Narrowing the gap between QoS metrics and Web QoE using Above-the-fold metrics

Participants: Diego da Hora (Telecom Paris Tech), Alemnew Sheferaw Asrese (Aalto University), Vassilis Christophides, Renata Teixeira, Dario Rossi (Telecom Paris Tech)

Page load time (PLT) is still the most common application Quality of Service (QoS) metric to estimate the Quality of Experience (QoE) of Web users.
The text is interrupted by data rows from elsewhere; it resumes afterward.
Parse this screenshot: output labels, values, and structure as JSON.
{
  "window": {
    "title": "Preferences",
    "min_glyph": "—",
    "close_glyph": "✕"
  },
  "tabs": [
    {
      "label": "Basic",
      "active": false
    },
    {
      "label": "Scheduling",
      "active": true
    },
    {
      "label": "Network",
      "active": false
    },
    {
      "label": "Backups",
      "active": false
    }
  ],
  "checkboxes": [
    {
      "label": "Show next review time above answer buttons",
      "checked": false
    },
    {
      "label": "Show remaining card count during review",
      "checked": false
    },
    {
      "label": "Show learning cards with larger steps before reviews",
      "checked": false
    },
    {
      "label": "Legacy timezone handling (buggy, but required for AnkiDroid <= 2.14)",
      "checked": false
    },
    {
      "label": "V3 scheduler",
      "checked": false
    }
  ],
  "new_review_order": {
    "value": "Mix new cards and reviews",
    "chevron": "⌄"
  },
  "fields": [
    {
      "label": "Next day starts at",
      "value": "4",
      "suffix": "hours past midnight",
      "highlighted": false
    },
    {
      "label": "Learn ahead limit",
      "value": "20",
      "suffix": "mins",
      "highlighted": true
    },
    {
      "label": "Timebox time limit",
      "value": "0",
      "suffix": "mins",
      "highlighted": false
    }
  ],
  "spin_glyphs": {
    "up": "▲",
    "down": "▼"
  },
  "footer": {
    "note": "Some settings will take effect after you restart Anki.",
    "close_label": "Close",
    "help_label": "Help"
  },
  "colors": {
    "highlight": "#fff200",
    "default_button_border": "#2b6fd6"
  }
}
Yet, recent literature abounds with proposals for alternative metrics (e.g., Above The Fold, SpeedIndex and variants) that aim at better estimating user QoE. The main purpose of this work is thus to thoroughly investigate a mapping between established and recently proposed objective metrics and user QoE. We obtain ground truth QoE via user experiments where we collect QoS metrics over 3,000 Web accesses annotated with explicit user ratings in a scale of 1 to 5, which we make available to the community. In particular, we contrast domain expert models (such as ITU-T and IQX) fed with a single QoS metric, to models trained using our ground-truth dataset over multiple QoS metrics as features. Results of our experiments show that, albeit very simple, ex- pert models have a comparable accuracy to machine learning approaches. Furthermore, the model accuracy improves considerably when building per-page QoE models, which may raise scalability concerns as we discuss.